I was always captivated by the heroic deeds within these stories and the hero’s glorious victory. First consulting the book that never leaves his hand, the storyteller begins narrating the tale or story, which invariably involves heroism, bravery, honor, chivalry, and support for the downtrodden. Good, in the form of the hero, triumphs every time.

In his role as a story-maker, the storyteller uses his words to weave diverse images and emotions and send them into our imagination, creating long-lasting ideas and images in our minds that are occasionally resurrected in the form of lived reactions. In this way, the listener becomes the storyteller and begins to compose a tale joined to his own life.

Thus does the story branch out to permeate people’s daily lives. The imagination becomes part of reality, woven by the fantasies of the storytellers and their listeners over the years.
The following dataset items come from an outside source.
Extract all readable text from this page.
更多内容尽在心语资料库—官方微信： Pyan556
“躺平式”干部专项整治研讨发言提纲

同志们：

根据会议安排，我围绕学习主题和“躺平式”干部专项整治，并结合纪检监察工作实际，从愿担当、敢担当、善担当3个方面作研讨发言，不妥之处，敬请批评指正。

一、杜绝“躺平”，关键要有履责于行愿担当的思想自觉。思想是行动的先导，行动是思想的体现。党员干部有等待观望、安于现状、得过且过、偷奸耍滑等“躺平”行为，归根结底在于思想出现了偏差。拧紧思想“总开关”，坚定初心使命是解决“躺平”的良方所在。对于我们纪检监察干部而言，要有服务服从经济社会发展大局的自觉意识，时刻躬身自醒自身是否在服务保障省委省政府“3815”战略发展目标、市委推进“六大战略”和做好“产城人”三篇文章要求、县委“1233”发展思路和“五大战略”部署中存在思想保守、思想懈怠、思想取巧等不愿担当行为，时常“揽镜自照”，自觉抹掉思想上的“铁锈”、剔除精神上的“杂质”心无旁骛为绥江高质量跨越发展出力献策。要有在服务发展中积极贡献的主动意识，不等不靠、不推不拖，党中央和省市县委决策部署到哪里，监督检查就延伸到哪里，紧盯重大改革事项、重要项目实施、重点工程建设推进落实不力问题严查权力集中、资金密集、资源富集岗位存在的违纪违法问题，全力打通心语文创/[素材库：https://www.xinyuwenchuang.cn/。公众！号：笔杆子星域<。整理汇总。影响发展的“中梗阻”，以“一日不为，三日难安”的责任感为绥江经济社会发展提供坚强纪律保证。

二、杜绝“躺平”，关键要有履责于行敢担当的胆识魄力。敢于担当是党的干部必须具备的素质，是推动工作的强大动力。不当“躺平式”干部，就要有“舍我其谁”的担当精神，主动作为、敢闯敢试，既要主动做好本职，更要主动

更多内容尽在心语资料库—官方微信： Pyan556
Stories have long played an important role in the social and political history of the region, though they have taken different forms and roles in our own day with the adoption of new components and technical developments. Nevertheless, we still find a great interest in the basic elements of the story, even though the elements overlap, attach different aspects to the story, change and present it in various forms. And in spite of all these changes, there is still a great interest in telling stories, and it is visible in many art works.

I have always been fascinated by this evolution: an oral story in which the words play the major role in stimulating the imagination becomes a work driven by the filmmaker or the artist in which the image plays the major role, transforming the audience from listeners into viewers.

This transformation in the Arabic story is perhaps the thing that most fascinates me. The story’s major role in our history is well known, and it has now come to occupy broad spaces in the visual arts, to draw these images in our minds and give voice to our concerns.

The observer of video art in the region may see a new form of the story. Narrative storytelling is not absent from video. Even when its elements are not entirely visible, we can discern them in the many works that goad the viewer to let his imagination loose to form images and a plot to go with the work, without neglecting a space for the viewer’s own creativity.

What change has occurred in the shift from narrative storytelling to artistic narrative? How have tales and epics been transformed as they pass from the storyteller to the filmmaker and artist? And how have the elements of the story changed?

Tales still circulate that relate the stories of Arab peoples and their hopes, dreams, pains, and convictions. Though the storyteller and setting have changed, the art of the story is never-ending, even when it comes in a new form.

Biography

Abir Boukhari is a curator of video art from Damascus, Syria. In 2005 she founded AllArtNow, a private cultural, artistic, and social initiative supporting young Syrian artists. She has organized various local and international art events.